Sparse regression based on global-local shrinkage priors are increasingly used for Bayesian modeling of modern high-dimensional data, but scaling up the Gibbs sampler for posterior inference remains a challenge. While much effort has gone into speeding up the high-dimensional coefficient update step, insufficient attention has been given to the potential poor mixing of the global scale parameter $τ$ and of the overall sampler. One proposed remedy has been to marginalize out the coefficients when updating $τ$. Here we show that, while this collapsed update was previously thought to require a Metropolis step, we can in fact sample directly and efficiently from the collapsed density. This is made possible by careful linear algebraic manipulations and a strategic per-Gibbs-scan spectral decomposition, allowing subsequent evaluations of the collapsed density across hundreds of values of $τ$ at negligible cost. We combine this computational trick with adaptive numerical integration and inverse transform sampling to construct a direct sampler. This eliminates the need to tune Metropolis proposals and yields faster convergence and improved mixing. We demonstrate our method on two big data applications, fitting logistic regression under the horseshoe prior to datasets with design matrices of size 120,000 x 1,379 and 1,980 x 17,848.

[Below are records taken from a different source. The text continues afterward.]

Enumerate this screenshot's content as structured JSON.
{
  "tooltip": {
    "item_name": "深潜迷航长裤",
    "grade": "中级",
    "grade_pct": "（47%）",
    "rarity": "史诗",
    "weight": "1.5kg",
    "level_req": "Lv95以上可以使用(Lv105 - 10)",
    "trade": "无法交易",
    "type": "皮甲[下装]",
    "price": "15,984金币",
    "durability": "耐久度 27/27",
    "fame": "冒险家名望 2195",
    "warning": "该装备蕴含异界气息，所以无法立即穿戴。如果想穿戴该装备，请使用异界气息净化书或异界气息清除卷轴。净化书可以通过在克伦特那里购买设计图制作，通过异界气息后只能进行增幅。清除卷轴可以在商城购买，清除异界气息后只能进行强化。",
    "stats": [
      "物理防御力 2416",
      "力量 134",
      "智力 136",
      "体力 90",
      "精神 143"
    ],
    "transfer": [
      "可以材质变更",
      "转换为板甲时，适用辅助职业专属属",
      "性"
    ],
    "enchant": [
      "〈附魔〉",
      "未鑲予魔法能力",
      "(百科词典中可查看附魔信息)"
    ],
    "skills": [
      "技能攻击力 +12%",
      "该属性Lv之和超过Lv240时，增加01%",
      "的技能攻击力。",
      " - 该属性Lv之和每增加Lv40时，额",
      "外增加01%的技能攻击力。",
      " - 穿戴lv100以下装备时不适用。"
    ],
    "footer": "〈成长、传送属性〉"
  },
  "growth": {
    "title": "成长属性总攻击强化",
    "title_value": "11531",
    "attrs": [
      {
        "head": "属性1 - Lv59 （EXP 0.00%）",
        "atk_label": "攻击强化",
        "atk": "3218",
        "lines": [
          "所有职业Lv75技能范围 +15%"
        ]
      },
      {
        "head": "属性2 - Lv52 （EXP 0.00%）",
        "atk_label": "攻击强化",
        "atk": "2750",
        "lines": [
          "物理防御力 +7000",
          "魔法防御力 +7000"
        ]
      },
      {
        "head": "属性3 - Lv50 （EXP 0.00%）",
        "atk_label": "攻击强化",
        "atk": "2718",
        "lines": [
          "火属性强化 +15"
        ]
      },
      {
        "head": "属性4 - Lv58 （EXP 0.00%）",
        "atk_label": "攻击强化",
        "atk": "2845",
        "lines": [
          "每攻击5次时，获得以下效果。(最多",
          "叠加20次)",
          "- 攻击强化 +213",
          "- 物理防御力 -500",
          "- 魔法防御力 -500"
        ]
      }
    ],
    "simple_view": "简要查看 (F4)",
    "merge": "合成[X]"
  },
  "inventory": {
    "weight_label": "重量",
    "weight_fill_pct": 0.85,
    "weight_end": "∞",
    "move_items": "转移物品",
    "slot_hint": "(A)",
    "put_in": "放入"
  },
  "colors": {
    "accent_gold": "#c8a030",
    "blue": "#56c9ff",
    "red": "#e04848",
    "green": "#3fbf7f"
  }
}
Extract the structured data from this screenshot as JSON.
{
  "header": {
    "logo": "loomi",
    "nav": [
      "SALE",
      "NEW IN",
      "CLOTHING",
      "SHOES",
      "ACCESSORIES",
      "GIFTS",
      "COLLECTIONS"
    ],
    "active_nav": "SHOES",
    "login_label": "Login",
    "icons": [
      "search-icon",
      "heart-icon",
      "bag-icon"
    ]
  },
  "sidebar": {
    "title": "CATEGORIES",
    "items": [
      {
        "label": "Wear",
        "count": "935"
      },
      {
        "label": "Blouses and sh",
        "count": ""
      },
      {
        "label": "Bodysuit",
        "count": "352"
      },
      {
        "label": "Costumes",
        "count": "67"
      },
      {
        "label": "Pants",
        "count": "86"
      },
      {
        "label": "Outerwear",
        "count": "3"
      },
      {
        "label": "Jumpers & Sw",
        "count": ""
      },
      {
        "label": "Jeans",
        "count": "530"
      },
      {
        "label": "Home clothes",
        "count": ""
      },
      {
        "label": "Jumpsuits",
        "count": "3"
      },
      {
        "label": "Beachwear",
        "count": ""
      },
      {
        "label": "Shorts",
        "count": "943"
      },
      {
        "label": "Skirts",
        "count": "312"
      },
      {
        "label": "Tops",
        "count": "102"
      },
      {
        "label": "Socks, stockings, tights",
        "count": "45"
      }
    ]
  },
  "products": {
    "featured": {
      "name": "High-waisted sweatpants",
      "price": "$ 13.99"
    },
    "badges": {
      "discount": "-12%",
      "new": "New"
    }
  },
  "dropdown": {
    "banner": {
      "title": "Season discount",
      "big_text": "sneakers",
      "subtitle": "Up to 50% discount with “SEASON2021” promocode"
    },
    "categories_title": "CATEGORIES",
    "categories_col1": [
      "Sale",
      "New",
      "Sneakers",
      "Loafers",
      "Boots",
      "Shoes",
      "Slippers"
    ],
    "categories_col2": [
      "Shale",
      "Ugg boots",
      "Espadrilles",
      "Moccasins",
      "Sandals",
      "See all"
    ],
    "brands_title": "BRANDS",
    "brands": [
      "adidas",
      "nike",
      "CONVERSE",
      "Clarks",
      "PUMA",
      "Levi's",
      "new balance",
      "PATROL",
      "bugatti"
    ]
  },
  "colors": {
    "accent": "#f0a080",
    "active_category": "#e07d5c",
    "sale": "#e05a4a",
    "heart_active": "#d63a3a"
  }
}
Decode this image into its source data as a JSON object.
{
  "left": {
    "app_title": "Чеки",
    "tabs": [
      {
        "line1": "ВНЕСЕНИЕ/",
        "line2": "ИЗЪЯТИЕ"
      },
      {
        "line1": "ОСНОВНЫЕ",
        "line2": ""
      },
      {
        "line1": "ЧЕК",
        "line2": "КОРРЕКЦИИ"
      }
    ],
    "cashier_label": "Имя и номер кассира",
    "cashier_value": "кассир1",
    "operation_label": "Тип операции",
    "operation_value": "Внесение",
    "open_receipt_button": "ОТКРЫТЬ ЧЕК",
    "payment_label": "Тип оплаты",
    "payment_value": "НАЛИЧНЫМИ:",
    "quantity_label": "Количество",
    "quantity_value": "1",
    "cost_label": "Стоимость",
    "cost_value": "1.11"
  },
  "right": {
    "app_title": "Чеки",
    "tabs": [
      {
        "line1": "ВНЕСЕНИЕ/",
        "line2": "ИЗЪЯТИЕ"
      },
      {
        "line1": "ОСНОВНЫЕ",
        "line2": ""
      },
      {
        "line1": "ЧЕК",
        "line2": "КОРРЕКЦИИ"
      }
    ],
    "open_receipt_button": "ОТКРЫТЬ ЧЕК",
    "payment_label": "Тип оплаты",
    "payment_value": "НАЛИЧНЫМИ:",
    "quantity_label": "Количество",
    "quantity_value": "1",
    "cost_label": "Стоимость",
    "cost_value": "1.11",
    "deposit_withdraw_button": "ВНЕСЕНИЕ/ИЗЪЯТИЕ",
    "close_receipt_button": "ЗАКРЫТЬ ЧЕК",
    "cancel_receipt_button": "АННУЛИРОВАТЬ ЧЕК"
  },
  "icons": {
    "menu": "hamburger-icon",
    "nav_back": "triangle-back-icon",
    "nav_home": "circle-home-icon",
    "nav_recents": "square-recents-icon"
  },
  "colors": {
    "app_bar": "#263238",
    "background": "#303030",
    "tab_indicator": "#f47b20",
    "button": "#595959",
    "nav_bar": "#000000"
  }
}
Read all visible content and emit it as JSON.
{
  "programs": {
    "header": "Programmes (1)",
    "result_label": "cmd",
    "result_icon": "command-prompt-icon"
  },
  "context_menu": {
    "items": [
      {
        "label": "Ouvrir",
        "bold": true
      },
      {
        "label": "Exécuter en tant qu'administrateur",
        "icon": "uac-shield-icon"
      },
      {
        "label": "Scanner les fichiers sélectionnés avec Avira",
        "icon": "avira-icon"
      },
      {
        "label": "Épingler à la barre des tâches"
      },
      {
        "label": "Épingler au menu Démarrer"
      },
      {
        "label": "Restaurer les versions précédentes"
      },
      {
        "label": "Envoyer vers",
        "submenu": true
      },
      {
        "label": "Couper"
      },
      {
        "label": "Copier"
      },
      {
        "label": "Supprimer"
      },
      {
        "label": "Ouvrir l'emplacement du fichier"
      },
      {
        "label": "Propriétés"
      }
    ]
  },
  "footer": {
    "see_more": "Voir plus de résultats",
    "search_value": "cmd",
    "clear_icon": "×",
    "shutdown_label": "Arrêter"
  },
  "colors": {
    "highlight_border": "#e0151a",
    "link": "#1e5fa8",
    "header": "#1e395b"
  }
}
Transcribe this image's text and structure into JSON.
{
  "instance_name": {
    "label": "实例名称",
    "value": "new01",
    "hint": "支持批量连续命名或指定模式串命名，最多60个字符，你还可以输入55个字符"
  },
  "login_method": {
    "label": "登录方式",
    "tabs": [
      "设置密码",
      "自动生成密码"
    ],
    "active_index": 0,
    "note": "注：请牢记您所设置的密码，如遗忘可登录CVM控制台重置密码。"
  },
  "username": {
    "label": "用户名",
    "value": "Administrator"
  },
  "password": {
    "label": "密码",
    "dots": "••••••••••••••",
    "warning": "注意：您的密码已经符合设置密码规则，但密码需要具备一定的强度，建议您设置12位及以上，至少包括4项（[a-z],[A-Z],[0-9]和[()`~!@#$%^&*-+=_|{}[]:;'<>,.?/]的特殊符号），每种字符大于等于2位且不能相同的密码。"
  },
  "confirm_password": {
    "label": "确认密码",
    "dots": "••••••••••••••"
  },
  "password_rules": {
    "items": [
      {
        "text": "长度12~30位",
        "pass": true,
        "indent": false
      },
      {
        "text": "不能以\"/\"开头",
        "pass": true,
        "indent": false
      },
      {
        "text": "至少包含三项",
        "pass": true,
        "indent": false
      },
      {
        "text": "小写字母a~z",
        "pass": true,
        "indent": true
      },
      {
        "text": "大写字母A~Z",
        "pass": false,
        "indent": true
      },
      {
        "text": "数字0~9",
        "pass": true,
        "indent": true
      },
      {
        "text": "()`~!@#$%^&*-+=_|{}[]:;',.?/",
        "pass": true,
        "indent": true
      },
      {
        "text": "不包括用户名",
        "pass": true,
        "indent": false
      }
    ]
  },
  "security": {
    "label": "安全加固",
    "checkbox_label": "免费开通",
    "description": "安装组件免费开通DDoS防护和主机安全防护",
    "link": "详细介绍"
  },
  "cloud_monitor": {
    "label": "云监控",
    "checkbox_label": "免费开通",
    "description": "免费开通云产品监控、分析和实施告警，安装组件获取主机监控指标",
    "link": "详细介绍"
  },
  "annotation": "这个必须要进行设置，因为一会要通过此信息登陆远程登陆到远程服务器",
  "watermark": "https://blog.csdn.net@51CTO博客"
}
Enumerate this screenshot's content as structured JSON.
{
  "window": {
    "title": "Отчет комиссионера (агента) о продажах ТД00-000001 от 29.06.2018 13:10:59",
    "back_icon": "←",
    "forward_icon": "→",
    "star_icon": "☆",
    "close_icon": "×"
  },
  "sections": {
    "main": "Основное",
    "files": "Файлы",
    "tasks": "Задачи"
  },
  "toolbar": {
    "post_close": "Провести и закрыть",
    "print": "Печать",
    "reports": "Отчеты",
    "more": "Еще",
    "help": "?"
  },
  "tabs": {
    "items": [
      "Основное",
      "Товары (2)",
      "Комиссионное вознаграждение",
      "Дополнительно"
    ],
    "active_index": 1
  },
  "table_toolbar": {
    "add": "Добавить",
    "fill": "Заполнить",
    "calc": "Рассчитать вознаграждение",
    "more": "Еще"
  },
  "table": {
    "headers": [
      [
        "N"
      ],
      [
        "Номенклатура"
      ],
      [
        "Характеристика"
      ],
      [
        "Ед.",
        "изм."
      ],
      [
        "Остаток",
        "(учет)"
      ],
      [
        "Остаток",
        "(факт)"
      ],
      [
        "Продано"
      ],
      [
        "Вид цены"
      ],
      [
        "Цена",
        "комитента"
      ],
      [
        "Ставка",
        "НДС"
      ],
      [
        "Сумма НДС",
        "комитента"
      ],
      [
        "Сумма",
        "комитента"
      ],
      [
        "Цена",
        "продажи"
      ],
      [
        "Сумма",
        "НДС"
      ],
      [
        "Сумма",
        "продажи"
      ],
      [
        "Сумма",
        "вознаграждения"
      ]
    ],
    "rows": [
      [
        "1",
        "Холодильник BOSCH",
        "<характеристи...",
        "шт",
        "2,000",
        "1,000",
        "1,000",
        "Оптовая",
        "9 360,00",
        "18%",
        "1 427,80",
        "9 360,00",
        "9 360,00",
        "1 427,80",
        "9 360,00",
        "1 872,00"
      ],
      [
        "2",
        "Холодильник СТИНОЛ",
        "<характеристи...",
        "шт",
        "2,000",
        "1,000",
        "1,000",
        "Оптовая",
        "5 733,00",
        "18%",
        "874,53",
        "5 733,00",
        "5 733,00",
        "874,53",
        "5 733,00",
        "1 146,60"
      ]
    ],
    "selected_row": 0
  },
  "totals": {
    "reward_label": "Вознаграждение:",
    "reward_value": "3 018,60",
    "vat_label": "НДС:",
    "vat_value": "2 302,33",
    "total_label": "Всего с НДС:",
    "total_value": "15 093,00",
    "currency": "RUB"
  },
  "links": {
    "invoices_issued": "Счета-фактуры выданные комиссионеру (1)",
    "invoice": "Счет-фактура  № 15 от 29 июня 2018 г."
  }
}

翻译：基于全局-局部收缩先验的稀疏回归日益广泛用于现代高维数据的贝叶斯建模，但扩展Gibbs采样器进行后验推断仍面临挑战。尽管大量研究致力于加速高维系数更新步骤，但对全局尺度参数τ及整个采样器可能存在的混合不良问题关注不足。已有解决方案建议在更新τ时边际化系数，但本文证明：此前认为这种压缩更新需借助Metropolis步骤，实际上我们可直接高效地从压缩密度中采样。这一突破得益于精细的线性代数运算与每次Gibbs扫描中策略性的谱分解，使得后续以可忽略的计算代价评估数百个τ值对应的压缩密度成为可能。我们将该计算技巧与自适应数值积分和逆变换采样相结合，构建直接采样器，从而消除对Metropolis提议调参的需求，实现更快的收敛性与改进的混合效果。本文在两个大规模数据应用中验证方法有效性：分别对设计矩阵为120,000×1,379和1,980×17,848的数据集，在horseshoe先验下拟合逻辑回归模型。